V1454 Cyg outburst

Affiliation
Vereniging Voor Sterrenkunde, Werkgroep Veranderlijke Sterren (Belgium) (VVS)
Fri, 09/15/2017 - 10:08

Hi all,

Has someone been able to follow the outburst of V1454 Cyg? I wonder if it's a superoutburst?

Regards,

Eddy

 

Affiliation
American Association of Variable Star Observers (AAVSO)
a glimpse tonite

I barely managed to take a few V-filtered frames before clouds blocked it. I'm not sure I can get good photometry out of it (after getting some sleep), but just by looking at a few stacked frames I'd say it's between 14.7 and 15 now.

See for yourself:

 

Affiliation
American Association of Variable Star Observers (AAVSO)
V1454 Cyg

I've never observed this star before, but I'm getting a set of B & V images to average now, and will report back after analysis.

Brad Vietje, VBPA

Newbury, VT

www.nkaf.org

Affiliation
American Association of Variable Star Observers (AAVSO)
V1454 Cyg

I averaged 3 x 120 sec in V and 3x 240 sec in B in VPhot and found it at V = 14.934 and B =15.210 with 4 comps (not transformed) on 9-17-2017 at 02:42:54 (JD = 2458013.61313)  SNR only 38 in B and 54 in V, so longer exposures would be helpful for another try (17" f/6.8 telescope).

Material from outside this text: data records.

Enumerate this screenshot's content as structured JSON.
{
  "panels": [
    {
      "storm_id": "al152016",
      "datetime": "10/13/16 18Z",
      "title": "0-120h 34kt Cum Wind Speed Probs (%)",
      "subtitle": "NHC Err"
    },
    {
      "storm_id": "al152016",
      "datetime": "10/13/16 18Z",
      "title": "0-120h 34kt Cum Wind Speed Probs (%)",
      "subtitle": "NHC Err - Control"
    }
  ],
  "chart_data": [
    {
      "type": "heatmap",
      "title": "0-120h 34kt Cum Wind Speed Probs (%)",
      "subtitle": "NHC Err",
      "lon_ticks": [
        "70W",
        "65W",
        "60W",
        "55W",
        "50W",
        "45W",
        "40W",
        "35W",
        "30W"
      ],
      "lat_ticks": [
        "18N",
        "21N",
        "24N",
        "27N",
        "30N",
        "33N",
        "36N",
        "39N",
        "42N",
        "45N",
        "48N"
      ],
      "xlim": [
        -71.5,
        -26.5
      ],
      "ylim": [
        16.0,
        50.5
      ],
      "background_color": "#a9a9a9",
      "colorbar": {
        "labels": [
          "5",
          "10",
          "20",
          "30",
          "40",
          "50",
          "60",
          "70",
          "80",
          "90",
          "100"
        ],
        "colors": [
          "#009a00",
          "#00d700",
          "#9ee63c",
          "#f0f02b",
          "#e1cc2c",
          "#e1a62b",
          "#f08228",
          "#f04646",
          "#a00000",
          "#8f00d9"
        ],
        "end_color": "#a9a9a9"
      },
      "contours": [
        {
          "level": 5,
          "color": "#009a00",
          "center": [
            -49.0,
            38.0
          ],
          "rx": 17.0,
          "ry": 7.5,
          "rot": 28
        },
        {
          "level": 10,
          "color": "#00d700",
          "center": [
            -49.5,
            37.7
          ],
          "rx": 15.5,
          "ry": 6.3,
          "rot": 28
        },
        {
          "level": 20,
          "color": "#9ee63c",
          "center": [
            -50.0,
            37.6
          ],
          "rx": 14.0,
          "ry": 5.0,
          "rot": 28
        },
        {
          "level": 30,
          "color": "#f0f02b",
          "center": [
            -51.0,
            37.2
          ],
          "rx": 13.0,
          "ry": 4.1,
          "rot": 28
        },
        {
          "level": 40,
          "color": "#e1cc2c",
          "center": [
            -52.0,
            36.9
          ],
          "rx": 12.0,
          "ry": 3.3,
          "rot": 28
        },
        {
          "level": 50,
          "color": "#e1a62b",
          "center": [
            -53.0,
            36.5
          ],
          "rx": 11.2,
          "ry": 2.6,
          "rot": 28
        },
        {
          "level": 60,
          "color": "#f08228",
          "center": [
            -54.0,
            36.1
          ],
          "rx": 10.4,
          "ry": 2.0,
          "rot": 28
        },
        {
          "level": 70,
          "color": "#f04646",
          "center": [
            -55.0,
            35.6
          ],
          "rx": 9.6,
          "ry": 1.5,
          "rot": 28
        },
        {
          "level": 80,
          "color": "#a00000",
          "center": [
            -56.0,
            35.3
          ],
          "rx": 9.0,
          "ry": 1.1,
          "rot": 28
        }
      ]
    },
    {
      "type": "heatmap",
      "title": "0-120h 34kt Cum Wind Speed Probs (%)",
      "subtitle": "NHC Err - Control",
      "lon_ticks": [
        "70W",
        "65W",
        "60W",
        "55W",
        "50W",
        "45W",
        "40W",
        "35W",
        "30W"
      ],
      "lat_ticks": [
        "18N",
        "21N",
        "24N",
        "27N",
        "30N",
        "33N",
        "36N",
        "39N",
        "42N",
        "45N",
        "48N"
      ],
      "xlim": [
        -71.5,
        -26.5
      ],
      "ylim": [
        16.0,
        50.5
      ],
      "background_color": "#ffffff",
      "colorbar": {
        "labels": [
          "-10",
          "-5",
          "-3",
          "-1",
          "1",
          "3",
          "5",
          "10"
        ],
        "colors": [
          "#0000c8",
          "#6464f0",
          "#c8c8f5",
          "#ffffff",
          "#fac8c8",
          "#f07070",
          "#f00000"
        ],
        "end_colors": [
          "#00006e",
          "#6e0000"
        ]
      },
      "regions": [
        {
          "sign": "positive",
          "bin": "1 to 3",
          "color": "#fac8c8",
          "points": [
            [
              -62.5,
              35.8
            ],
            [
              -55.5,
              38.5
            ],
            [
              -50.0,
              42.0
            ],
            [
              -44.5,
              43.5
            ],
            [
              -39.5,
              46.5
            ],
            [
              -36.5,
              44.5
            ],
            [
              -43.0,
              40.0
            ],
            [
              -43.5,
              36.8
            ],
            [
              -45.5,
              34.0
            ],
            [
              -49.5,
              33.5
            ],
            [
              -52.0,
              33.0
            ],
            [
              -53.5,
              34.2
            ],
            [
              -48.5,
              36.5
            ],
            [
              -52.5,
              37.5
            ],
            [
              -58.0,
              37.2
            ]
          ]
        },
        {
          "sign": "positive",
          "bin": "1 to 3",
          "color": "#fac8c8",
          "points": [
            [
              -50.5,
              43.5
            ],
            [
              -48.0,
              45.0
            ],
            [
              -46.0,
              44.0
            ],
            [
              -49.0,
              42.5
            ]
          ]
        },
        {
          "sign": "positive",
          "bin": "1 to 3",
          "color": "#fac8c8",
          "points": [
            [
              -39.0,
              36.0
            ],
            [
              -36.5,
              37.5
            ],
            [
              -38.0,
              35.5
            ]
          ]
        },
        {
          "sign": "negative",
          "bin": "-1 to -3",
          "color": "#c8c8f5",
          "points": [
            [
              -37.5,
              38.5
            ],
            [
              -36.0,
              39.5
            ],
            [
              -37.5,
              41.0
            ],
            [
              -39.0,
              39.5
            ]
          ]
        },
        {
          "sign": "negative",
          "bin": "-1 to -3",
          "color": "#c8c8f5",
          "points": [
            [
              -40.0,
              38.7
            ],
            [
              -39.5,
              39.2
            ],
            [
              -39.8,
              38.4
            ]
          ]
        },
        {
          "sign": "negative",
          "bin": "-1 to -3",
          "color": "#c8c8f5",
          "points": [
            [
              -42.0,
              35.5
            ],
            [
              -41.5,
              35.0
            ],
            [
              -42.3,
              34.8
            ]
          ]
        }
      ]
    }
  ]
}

Have not reported this, as VPhot was being funky and would not allow me to designate a check star, which I need for both the AAVSO report and to report transformed measures.  Will try VPhot again in the morning, and see if I can report transformed mag's.

Clear skies,

 

Brad Vietje, VBPA

Newbury, VT

www.nkaf.org

Affiliation
American Association of Variable Star Observers (AAVSO)
Detectado periodo de hums en outburtst 0.0566 d. fecha 20170916

He detectado periodo de hums de 0.0566d. durante una serie fotométrica de 2 horas en outburst de fecha 20170916.

Affiliation
American Association of Variable Star Observers (AAVSO)
15ish indeed

FWIW, I submitted a singe datapoint from my cloud-interrupted session last night, V=14.996 untransformed, +/- 0.05 as a conservative error estim.

I'm new to this type of variables, so please excuse my ignorance and correct me if I'm wrong: from present data it looks like this is a normal outburst and not a super-outburst, and one would expect this kind of event to last for perhaps a week or so?

EDIT: actually I'm confused after reading some more on  this ...can someone clarify what would make it a superoutburst? The very short period vraiations reported here would be the superhumps of a superoutburst?

CS

HB

 

Affiliation
American Association of Variable Star Observers (AAVSO)
Data Added

I was able to create the AAVSO report this AM, and have uploaded the data.  I know nothing about this star, just wanted to help with a little data for those who do.  I'll attempt to attach the report here.

Having transformed the measures, the values are a bit dimmer -- 15.002 in V and 15.174 in B.